The Dam Bursts
In the West Bend case, Klaudia Sekura brought a putative class action against Krishna Schaumburg Tan, a franchisee of a tanning salon, for a technical BIPA violation. The underlying claim involved Ms. Sekura’s assertion that when she registered for membership, Krishna collected her fingerprint for use as a biometric key to allow her access to the facility. Krishna shared the biometric information, the fingerprint, with a third-party vendor without first gaining Sekura’s written consent.
West Bend, Krishna’s insurer, defended Krishna under a reservation of rights and brought a declaratory action seeking to deny coverage. The trial court granted summary judgment in Krishna’s favor, and the Appellate Court of Illinois, First District, affirmed. On appeal, West Bend argued that the BIPA violation did not constitute a personal injury under the policy and also that the policy’s exclusion for violations of statutes governing communications barred coverage.
The court held that the sharing of data constituted a publication and could therefore be considered a personal injury, discussing the definition of the word “publication” in the context of both defamation and privacy claims. The court further reasoned that the policy’s violations-of-statutes exclusion related to the means in which the information was shared, not the BIPA data-sharing violation itself.
West Bend has appealed, but Section leaders believe the decision was correct. “The exclusion in the West Bend policy was very narrow,” notes Elbert. “Newer policy exclusions specifically refer to violations of BIPA, and I expect that to be the standard in the coming year,” she predicts. She also adds that “once carriers pick up a claim, they will add this exclusion for the next policy year.”
Jurisdictional Differences
“Illinois is alone among states with a private cause of action for a technical violation,” observes Grace C. Wen, Boston, MA, member of the Section’s Privacy & Data Security Committee who presented on data privacy and BIPA at the 2020 Section Annual Conference. Other states, such as Arkansas, California, New York, Texas, and Washington, currently regulate the disclosure of biometric information, but the goal is remedial rather than remunerative. For example, in California, the recently enacted California Consumer Privacy Act (CCPA) requires exhaustion of other remedies before bringing litigation. “The CCPA focuses more on gaining consumer consent, confirming the information is correct, and having it deleted if you want,” clarifies Wen.

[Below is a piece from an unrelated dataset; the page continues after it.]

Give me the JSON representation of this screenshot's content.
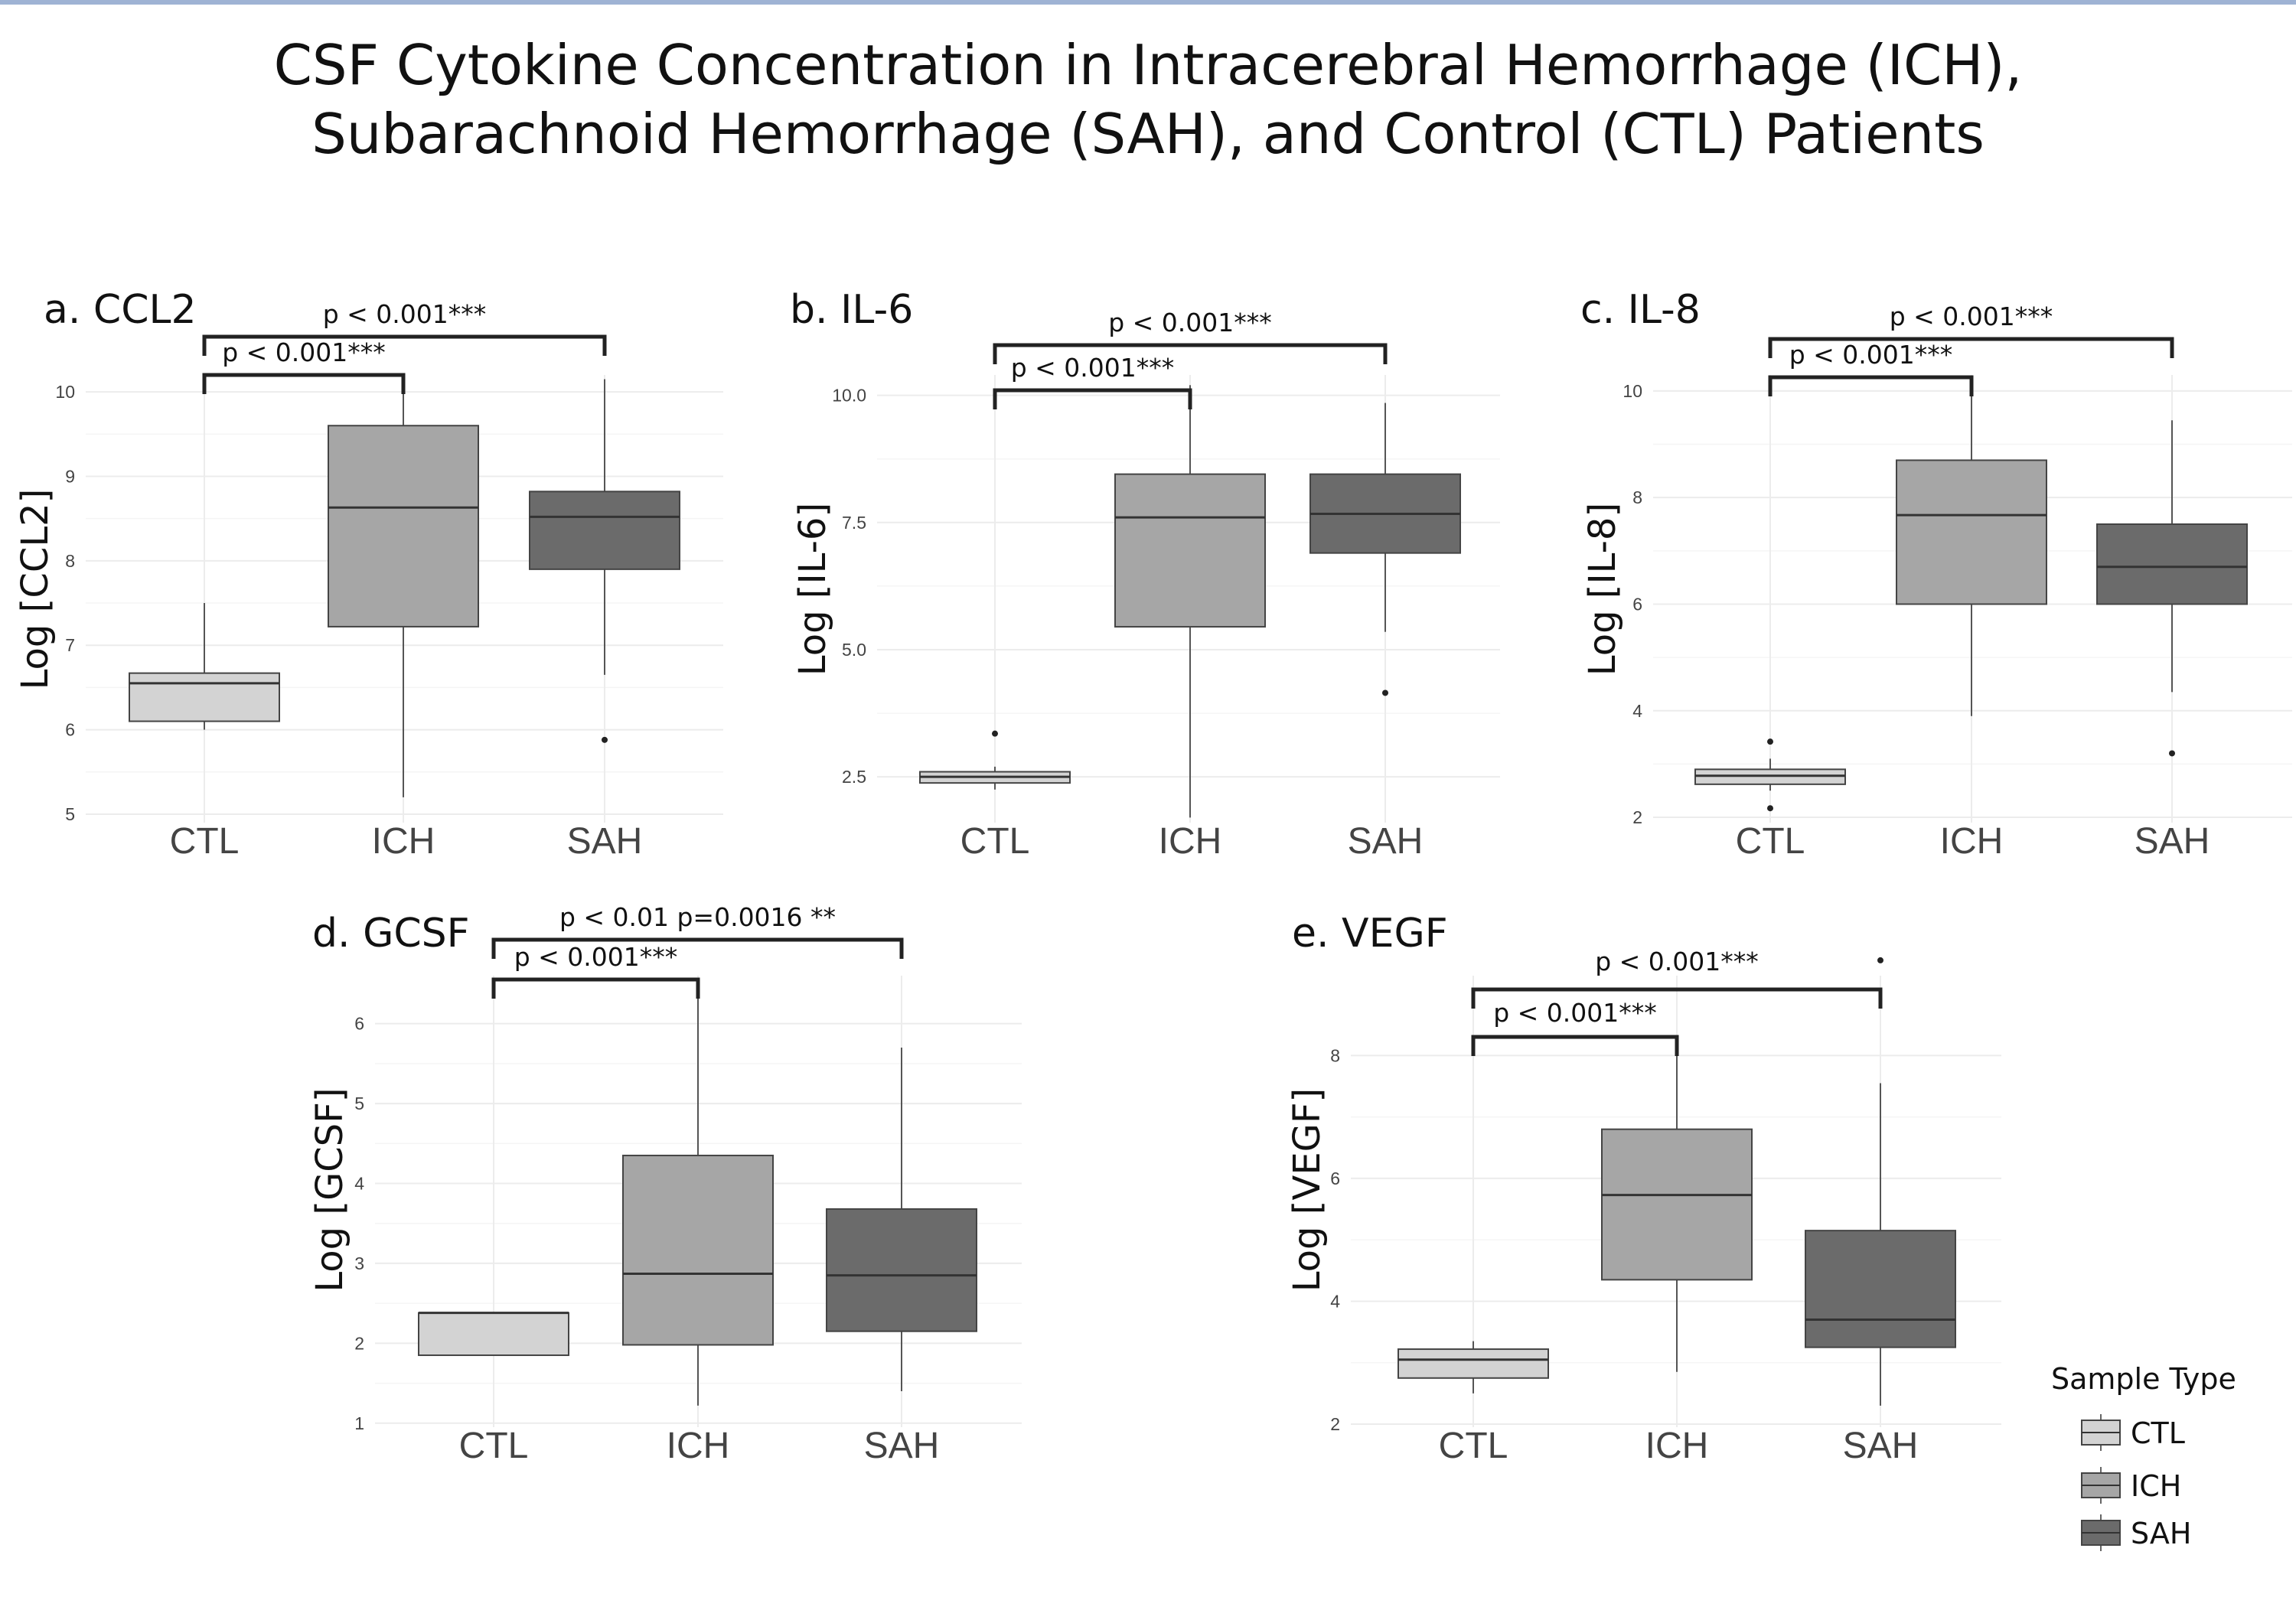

By contrast, BIPA has teeth. Hefty penalties for technical violations—$1,000 for a negligent violation and $5,000 for a reckless or intentional violation—were probably a driving force behind Facebook’s $550 million settlement of class claims for alleged facial recognition privacy violations. “Facebook didn’t have much of a defense,” opines Wen. “All the class had to do was show a technical violation.”
As a result, companies should be aware of the risk and determine whether they have coverage. “Businesses should take data privacy seriously,” advises Wen. “With more personal information available, it is more likely that a private company is going to be subject to litigation for disclosure of the data.”
And be dogged in seeking coverage, counsels Elbert. “Every litigator should look for insurance coverage when their client is sued for BIPA and CCPA violations. Don’t take no for an answer.”